> Le 22 juil. 2025 à 11:25, Rob Landers <rob@bottled.codes> a écrit :
> 
> 
>> 
>>> Should I be able to mark this class as readonly? I would think so.
>> 
>> 
>> I don’t think so.
>> 
>> If you want to *document* the intended invariant, you can put a @readonly 
>> tag in a phpdoc comment.
>> 
>> Adding a `readonly` keyword should *enforce* the invariant; the added value 
>> is that it would choke on bugs like the one you wrote just above, making it 
>> debugging much easier.
> 
> I’m not sure if you meant to, but I feel like you just argued for allowing 
> readonly on hooks so that these kinds of bugs aren’t accidentally written…

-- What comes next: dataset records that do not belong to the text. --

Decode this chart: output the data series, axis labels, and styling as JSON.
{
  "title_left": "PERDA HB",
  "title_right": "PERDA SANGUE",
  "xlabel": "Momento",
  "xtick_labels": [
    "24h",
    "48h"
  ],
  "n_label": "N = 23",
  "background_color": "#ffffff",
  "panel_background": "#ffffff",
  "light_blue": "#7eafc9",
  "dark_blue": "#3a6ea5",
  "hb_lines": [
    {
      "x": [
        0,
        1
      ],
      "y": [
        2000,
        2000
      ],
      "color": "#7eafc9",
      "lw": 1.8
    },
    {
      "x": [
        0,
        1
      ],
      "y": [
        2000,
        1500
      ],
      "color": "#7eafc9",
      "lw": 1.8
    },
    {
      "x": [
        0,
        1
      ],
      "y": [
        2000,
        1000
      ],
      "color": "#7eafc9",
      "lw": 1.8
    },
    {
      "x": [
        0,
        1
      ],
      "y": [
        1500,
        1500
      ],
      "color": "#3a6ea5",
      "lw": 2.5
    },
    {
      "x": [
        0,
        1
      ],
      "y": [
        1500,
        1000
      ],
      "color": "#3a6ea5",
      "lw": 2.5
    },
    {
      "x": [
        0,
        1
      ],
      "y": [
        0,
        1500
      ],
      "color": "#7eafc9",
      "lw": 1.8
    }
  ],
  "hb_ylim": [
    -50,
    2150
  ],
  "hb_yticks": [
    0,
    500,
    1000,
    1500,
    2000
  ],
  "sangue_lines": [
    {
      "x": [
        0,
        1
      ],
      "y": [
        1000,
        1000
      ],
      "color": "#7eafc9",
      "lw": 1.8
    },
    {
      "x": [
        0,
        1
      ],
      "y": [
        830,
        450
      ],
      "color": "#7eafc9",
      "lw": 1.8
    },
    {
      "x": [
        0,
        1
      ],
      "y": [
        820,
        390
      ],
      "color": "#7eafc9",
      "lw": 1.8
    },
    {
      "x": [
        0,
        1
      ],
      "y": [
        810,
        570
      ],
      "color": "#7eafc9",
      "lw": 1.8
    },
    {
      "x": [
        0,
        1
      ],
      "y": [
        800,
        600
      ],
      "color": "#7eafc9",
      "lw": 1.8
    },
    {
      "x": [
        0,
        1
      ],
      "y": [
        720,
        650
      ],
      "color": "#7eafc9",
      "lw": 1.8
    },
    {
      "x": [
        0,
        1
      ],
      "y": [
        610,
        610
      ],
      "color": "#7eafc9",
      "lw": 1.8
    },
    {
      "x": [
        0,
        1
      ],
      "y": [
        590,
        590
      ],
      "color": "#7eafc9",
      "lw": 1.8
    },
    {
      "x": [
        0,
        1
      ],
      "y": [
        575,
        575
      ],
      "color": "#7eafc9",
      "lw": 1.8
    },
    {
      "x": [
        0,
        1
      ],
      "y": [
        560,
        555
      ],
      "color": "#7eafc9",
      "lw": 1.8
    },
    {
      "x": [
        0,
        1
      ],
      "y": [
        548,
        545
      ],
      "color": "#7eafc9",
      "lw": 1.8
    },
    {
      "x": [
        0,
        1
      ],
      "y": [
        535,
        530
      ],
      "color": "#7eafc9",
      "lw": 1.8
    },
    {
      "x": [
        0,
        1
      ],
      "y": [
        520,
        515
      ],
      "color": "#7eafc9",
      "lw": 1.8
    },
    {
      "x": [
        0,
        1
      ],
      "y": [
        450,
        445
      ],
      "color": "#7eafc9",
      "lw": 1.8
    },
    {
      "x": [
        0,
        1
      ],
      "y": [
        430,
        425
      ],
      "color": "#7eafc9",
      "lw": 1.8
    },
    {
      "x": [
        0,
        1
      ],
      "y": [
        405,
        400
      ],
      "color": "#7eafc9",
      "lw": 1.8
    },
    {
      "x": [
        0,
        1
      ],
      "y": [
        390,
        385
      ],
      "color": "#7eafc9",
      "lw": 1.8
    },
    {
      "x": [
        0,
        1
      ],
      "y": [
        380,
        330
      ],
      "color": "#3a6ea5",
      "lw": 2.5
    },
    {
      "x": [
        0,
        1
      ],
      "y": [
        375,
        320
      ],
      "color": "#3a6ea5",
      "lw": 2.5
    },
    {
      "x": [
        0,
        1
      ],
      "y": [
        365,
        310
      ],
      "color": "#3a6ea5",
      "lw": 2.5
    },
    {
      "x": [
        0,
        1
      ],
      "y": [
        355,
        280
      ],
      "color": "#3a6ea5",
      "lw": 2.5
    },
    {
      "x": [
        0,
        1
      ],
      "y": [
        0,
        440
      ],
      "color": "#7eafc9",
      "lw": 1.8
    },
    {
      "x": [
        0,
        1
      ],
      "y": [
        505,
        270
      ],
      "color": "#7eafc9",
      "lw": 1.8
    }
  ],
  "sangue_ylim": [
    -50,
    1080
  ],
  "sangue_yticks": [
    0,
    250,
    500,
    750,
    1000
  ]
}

You are misinterpreting my statement, and I’m not sure how I could be clearer 
(additional words will be subject to additional misinterpretation). I didn’t 
say: “we should allow `readonly` somewhere”, but: “if we add `readonly` 
somewhere, it should enforce what it means, not just document an intent”.

> 
>> 
>> 
>>> The readonly keyword simplified that greatly, however, readonly has been 
>>> neutered compared to regular classes in the last couple of versions. There 
>>> are so many edge cases and non-implemented features with them -- mostly due 
>>> to this exact argument you are making -- that they're nearly worthless to 
>>> actually define immutable value objects in today's PHP.
>>> 
>> 
>> There are several issues with the readonly feature, mostly because of the 
>> “worse-is-better” philosophy. But we can slowly correct the main issues 
>> instead of making them worse.
>> 
>> —Claude
> 
> I think this is the main crux of the issue, right? There is one camp that 
> says readonly means immutable and another that says readonly is read-only. 
> These two viewpoints are not compatible despite having a lot of overlap.

The original RFC explicitly and unambiguously gives the intended 
interpretation, despite your attempts to find another interpretation in it. I 
agree that the word “readonly” is badly chosen and confusing. But I don’t agree 
that we should reinterpret any feature based on incorrect understanding of its 
intent (unless, of course, there is consensus to reinterpret it).